Located south of Dong Cheng district is one of the ten best parks in Beijing is Wan liu ge. The restaurant itself is a converted residence of traditional courtyard house architecture, beautifully painted on the outside and inside full of authentic stone sculpture, wood carvings and admirable wood panel fret-work showing scenes from times gone by. The courtyard (once open to the sky) has been covered to provide space the largest dining area. Eight VIP dining rooms occupy the classic bay, or "the space between", design of the classic courtyard/bay architecture. One of the VIP rooms had an exposed ceiling showing the typical pillars-and-beams framing the epitomizes this tradition.
Equally impressive is the restaurant's surroundings. A very spacious outdoor courtyard dining area with comfortable canvas chairs is separated from the lake of this beautiful park by a sinuous pure white carved stone wall. The restaurant and the courtyard blend effortlessly with the calm and restful natural surroundings: an uncommonly relaxing environment.
Ninety per cent of Wan liu ge's customers are Chinese, but the menus are in English with pictures and the severs are young and polite.
Our diner began with a salad of toon spouts and peanuts in a light vinaigrette. The Chinese toon is a perennial hardwood, also used in Chinese traditional medicine. The very young spouts and young leaves are highly aromatic, nutritional and healthy, with a taste similar to what we call bean sprouts.

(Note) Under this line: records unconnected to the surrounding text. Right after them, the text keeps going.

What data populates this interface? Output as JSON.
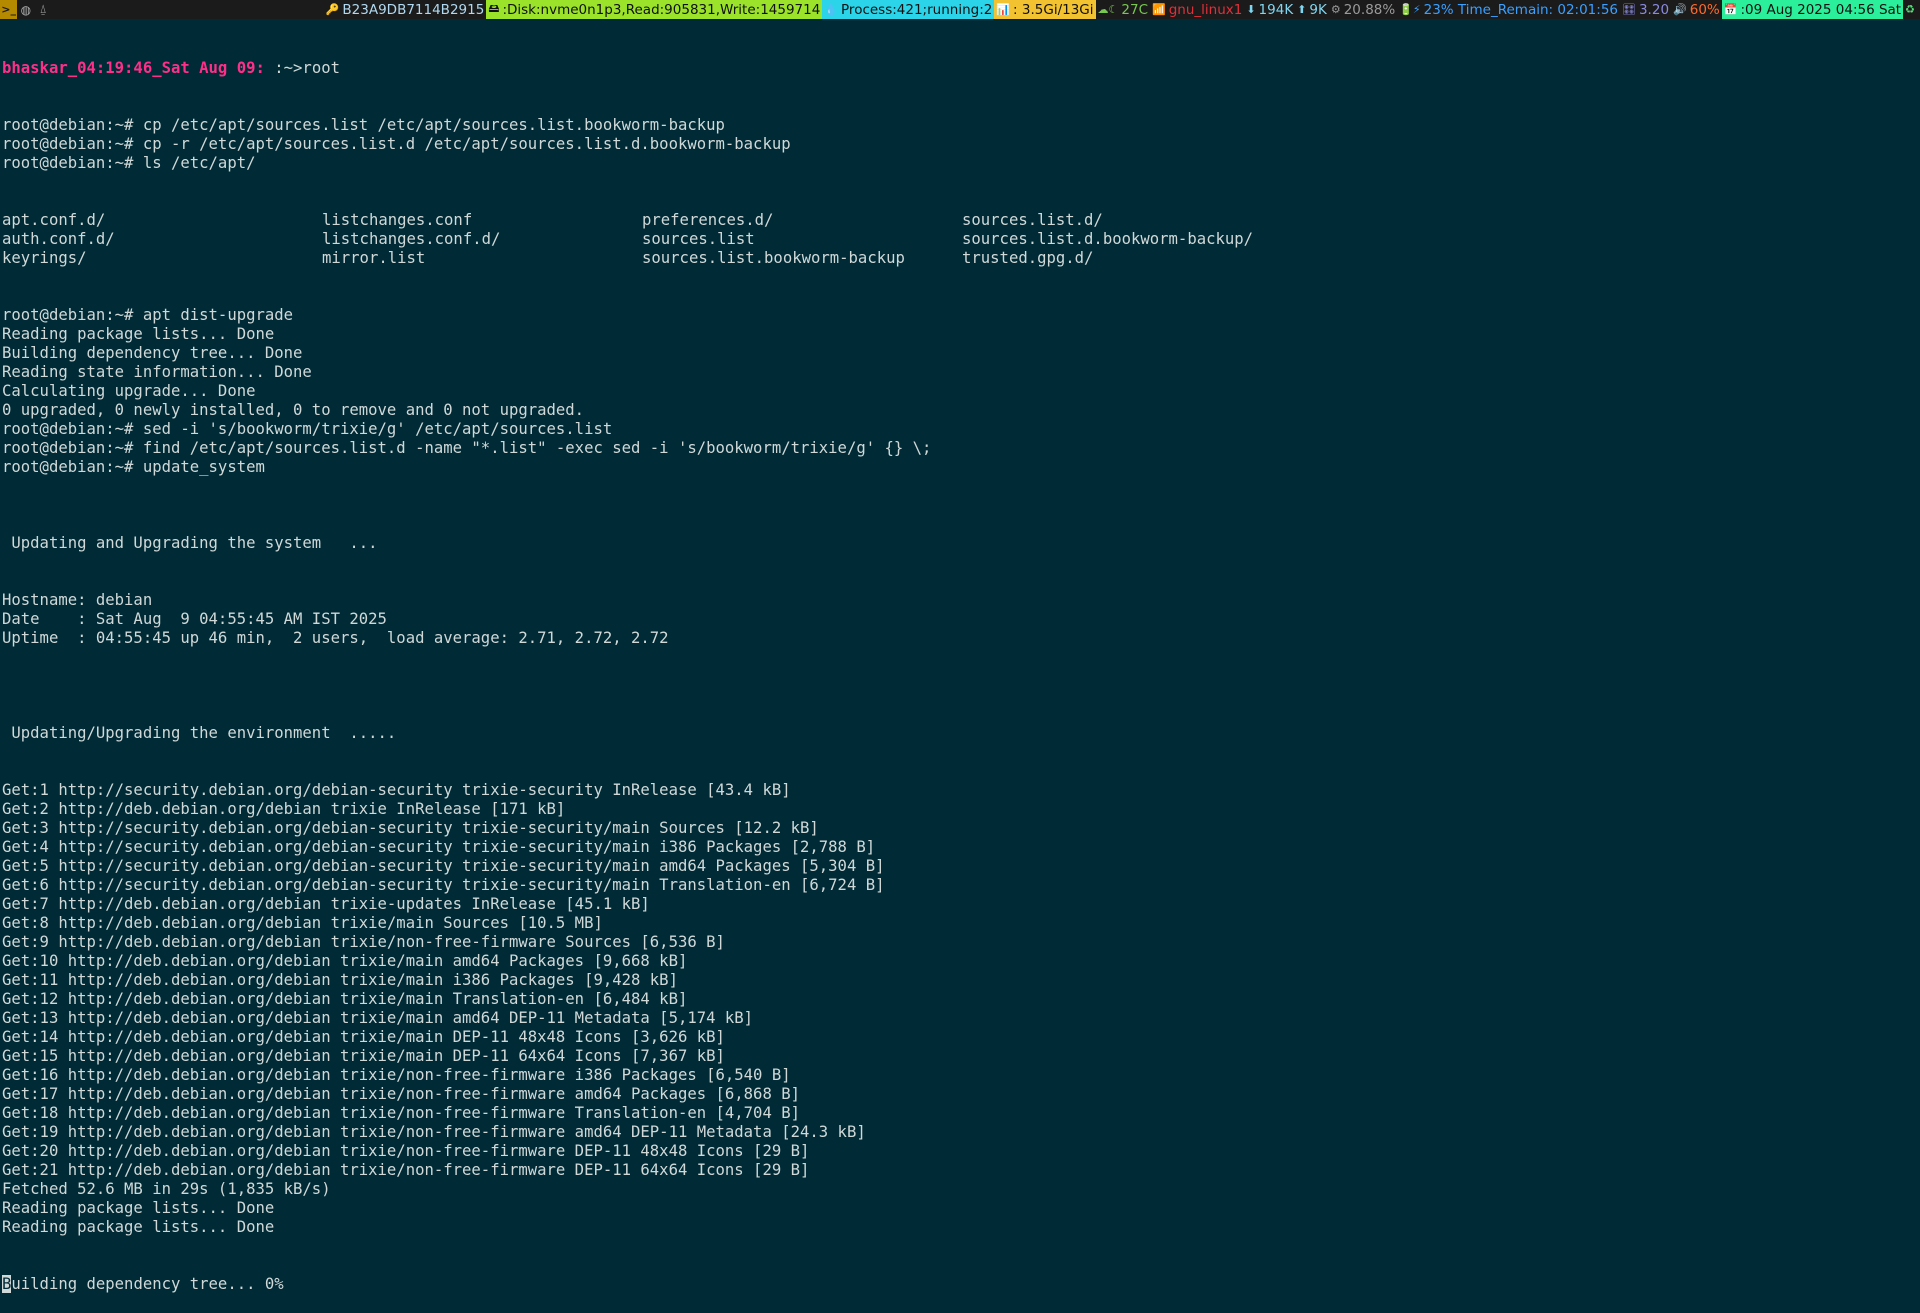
{
  "bar": {
    "term_glyph": ">_",
    "ws_icons": [
      "◍",
      "⍙"
    ],
    "segments": [
      {
        "name": "machine-id",
        "icon": "🔑",
        "text": "B23A9DB7114B2915",
        "color": "#b0d8f0",
        "bg": ""
      },
      {
        "name": "disk",
        "icon": "🖴",
        "text": ":Disk:nvme0n1p3,Read:905831,Write:1459714",
        "color": "#111111",
        "bg": "#9be32b"
      },
      {
        "name": "process",
        "icon": "💧",
        "text": "Process:421;running:2",
        "color": "#111111",
        "bg": "#2bd4e8"
      },
      {
        "name": "memory",
        "icon": "📊",
        "text": ": 3.5Gi/13Gi",
        "color": "#111111",
        "bg": "#f2c230"
      },
      {
        "name": "weather",
        "icon": "☁☾",
        "text": "27C",
        "color": "#78c850",
        "bg": ""
      },
      {
        "name": "wifi",
        "icon": "📶",
        "text": "gnu_linux1",
        "color": "#e0303a",
        "bg": ""
      },
      {
        "name": "net-down",
        "icon": "⬇",
        "text": "194K",
        "color": "#7fd6f0",
        "bg": ""
      },
      {
        "name": "net-up",
        "icon": "⬆",
        "text": "9K",
        "color": "#7fd6f0",
        "bg": ""
      },
      {
        "name": "cpu",
        "icon": "⚙",
        "text": "20.88%",
        "color": "#9a9a9a",
        "bg": ""
      },
      {
        "name": "battery",
        "icon": "🔋⚡",
        "text": "23% Time_Remain: 02:01:56",
        "color": "#3aa0ff",
        "bg": ""
      },
      {
        "name": "load",
        "icon": "🎛",
        "text": "3.20",
        "color": "#8a8ae0",
        "bg": ""
      },
      {
        "name": "volume",
        "icon": "🔊",
        "text": "60%",
        "color": "#ff6a2b",
        "bg": ""
      },
      {
        "name": "datetime",
        "icon": "📅",
        "text": ":09 Aug 2025 04:56 Sat",
        "color": "#111111",
        "bg": "#2bef9a"
      },
      {
        "name": "tray",
        "icon": "♻",
        "text": "",
        "color": "#56e07a",
        "bg": ""
      }
    ]
  },
  "term": {
    "first_prompt": {
      "host": "bhaskar_04:19:46_Sat Aug 09:",
      "rest": " :~>root"
    },
    "lines_a": [
      "root@debian:~# cp /etc/apt/sources.list /etc/apt/sources.list.bookworm-backup",
      "root@debian:~# cp -r /etc/apt/sources.list.d /etc/apt/sources.list.d.bookworm-backup",
      "root@debian:~# ls /etc/apt/"
    ],
    "ls_rows": [
      [
        "apt.conf.d/",
        "listchanges.conf",
        "preferences.d/",
        "sources.list.d/"
      ],
      [
        "auth.conf.d/",
        "listchanges.conf.d/",
        "sources.list",
        "sources.list.d.bookworm-backup/"
      ],
      [
        "keyrings/",
        "mirror.list",
        "sources.list.bookworm-backup",
        "trusted.gpg.d/"
      ]
    ],
    "lines_b": [
      "root@debian:~# apt dist-upgrade",
      "Reading package lists... Done",
      "Building dependency tree... Done",
      "Reading state information... Done",
      "Calculating upgrade... Done",
      "0 upgraded, 0 newly installed, 0 to remove and 0 not upgraded.",
      "root@debian:~# sed -i 's/bookworm/trixie/g' /etc/apt/sources.list",
      "root@debian:~# find /etc/apt/sources.list.d -name \"*.list\" -exec sed -i 's/bookworm/trixie/g' {} \\;",
      "root@debian:~# update_system",
      "",
      "",
      "",
      " Updating and Upgrading the system   ...",
      "",
      "",
      "Hostname: debian",
      "Date    : Sat Aug  9 04:55:45 AM IST 2025",
      "Uptime  : 04:55:45 up 46 min,  2 users,  load average: 2.71, 2.72, 2.72",
      "",
      "",
      "",
      "",
      " Updating/Upgrading the environment  .....",
      "",
      "",
      "Get:1 http://security.debian.org/debian-security trixie-security InRelease [43.4 kB]",
      "Get:2 http://deb.debian.org/debian trixie InRelease [171 kB]",
      "Get:3 http://security.debian.org/debian-security trixie-security/main Sources [12.2 kB]",
      "Get:4 http://security.debian.org/debian-security trixie-security/main i386 Packages [2,788 B]",
      "Get:5 http://security.debian.org/debian-security trixie-security/main amd64 Packages [5,304 B]",
      "Get:6 http://security.debian.org/debian-security trixie-security/main Translation-en [6,724 B]",
      "Get:7 http://deb.debian.org/debian trixie-updates InRelease [45.1 kB]",
      "Get:8 http://deb.debian.org/debian trixie/main Sources [10.5 MB]",
      "Get:9 http://deb.debian.org/debian trixie/non-free-firmware Sources [6,536 B]",
      "Get:10 http://deb.debian.org/debian trixie/main amd64 Packages [9,668 kB]",
      "Get:11 http://deb.debian.org/debian trixie/main i386 Packages [9,428 kB]",
      "Get:12 http://deb.debian.org/debian trixie/main Translation-en [6,484 kB]",
      "Get:13 http://deb.debian.org/debian trixie/main amd64 DEP-11 Metadata [5,174 kB]",
      "Get:14 http://deb.debian.org/debian trixie/main DEP-11 48x48 Icons [3,626 kB]",
      "Get:15 http://deb.debian.org/debian trixie/main DEP-11 64x64 Icons [7,367 kB]",
      "Get:16 http://deb.debian.org/debian trixie/non-free-firmware i386 Packages [6,540 B]",
      "Get:17 http://deb.debian.org/debian trixie/non-free-firmware amd64 Packages [6,868 B]",
      "Get:18 http://deb.debian.org/debian trixie/non-free-firmware Translation-en [4,704 B]",
      "Get:19 http://deb.debian.org/debian trixie/non-free-firmware amd64 DEP-11 Metadata [24.3 kB]",
      "Get:20 http://deb.debian.org/debian trixie/non-free-firmware DEP-11 48x48 Icons [29 B]",
      "Get:21 http://deb.debian.org/debian trixie/non-free-firmware DEP-11 64x64 Icons [29 B]",
      "Fetched 52.6 MB in 29s (1,835 kB/s)",
      "Reading package lists... Done",
      "Reading package lists... Done"
    ],
    "last_line": {
      "cursor_char": "B",
      "rest": "uilding dependency tree... 0%"
    }
  }
}
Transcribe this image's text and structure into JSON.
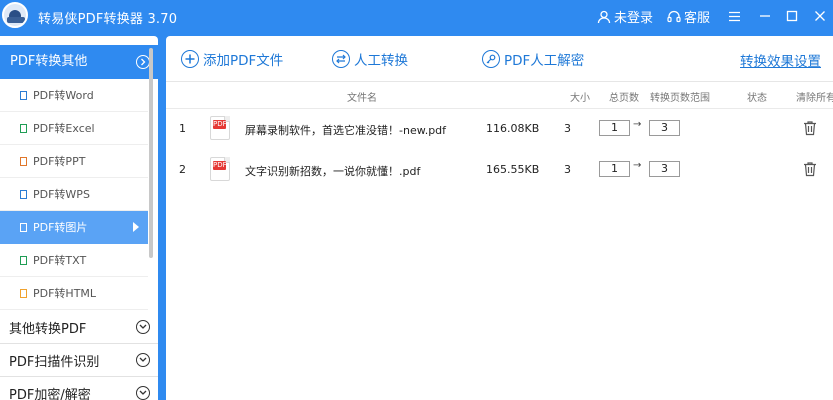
{
  "titlebar": {
    "title": "转易侠PDF转换器 3.70",
    "login_label": "未登录",
    "service_label": "客服"
  },
  "sidebar": {
    "header_label": "PDF转换其他",
    "sub_items": [
      {
        "label": "PDF转Word",
        "icon": "word-file-icon",
        "color": "#2b7cd3"
      },
      {
        "label": "PDF转Excel",
        "icon": "excel-file-icon",
        "color": "#1f9d55"
      },
      {
        "label": "PDF转PPT",
        "icon": "ppt-file-icon",
        "color": "#e0772b"
      },
      {
        "label": "PDF转WPS",
        "icon": "wps-file-icon",
        "color": "#2b7cd3"
      },
      {
        "label": "PDF转图片",
        "icon": "image-file-icon",
        "color": "#ffffff"
      },
      {
        "label": "PDF转TXT",
        "icon": "txt-file-icon",
        "color": "#1f9d55"
      },
      {
        "label": "PDF转HTML",
        "icon": "html-file-icon",
        "color": "#f0a22e"
      }
    ],
    "groups": [
      {
        "label": "其他转换PDF"
      },
      {
        "label": "PDF扫描件识别"
      },
      {
        "label": "PDF加密/解密"
      }
    ]
  },
  "toolbar": {
    "add_file_label": "添加PDF文件",
    "manual_convert_label": "人工转换",
    "decrypt_label": "PDF人工解密",
    "settings_link": "转换效果设置"
  },
  "table": {
    "columns": {
      "filename": "文件名",
      "size": "大小",
      "total_pages": "总页数",
      "page_range": "转换页数范围",
      "status": "状态",
      "clear_all": "清除所有"
    },
    "rows": [
      {
        "index": "1",
        "name": "屏幕录制软件，首选它准没错！-new.pdf",
        "size": "116.08KB",
        "pages": "3",
        "from": "1",
        "to": "3",
        "status": ""
      },
      {
        "index": "2",
        "name": "文字识别新招数，一说你就懂！.pdf",
        "size": "165.55KB",
        "pages": "3",
        "from": "1",
        "to": "3",
        "status": ""
      }
    ],
    "range_arrow": "→",
    "pdf_badge": "PDF"
  },
  "colors": {
    "primary": "#2f8af0",
    "active_item": "#5aa3f5",
    "link": "#1e78d7"
  }
}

A dish of sauteed peeled asparagus, lily bulb (a starchy and therefore slightly glutinous bulb when fried) and Chinese yam (not a yam as we know it, but an edible tuberous root with medicinal properties) made for a mild and pleasant vegetable side dish.
Our two main entrees were the ubiquitous Peking duck and Mandarin fried fish, Sichuan style. The fish was presented on a platter in it's entirety, head and tail, with it's spiky spine curving like a snake around the bite-sized pieces of fish.
Three other dishes we sampled were a refreshing boat of steamed pumpkin cubes in a light sugar syrup, a plate of very plump fried meat dumplings and a flaky tube of eel-stuffed pastry. Yes, I said eel-stuffed. The pastry was very flaky like a puff pastry but softer and messier. If I hadn't been told the filling eel, I would have thought it was a sweet fig filling: a pleasant surprise.
Diner over, we heard some music playing in the distance. I was told amateur musicians gather nightly to play Peking opera, playing that night on a type of Chinese lute and two differently pitched vertical bowed fiddles, with different singers taking turns. This was another example of the superlative environment to be found at Wan liu ge's.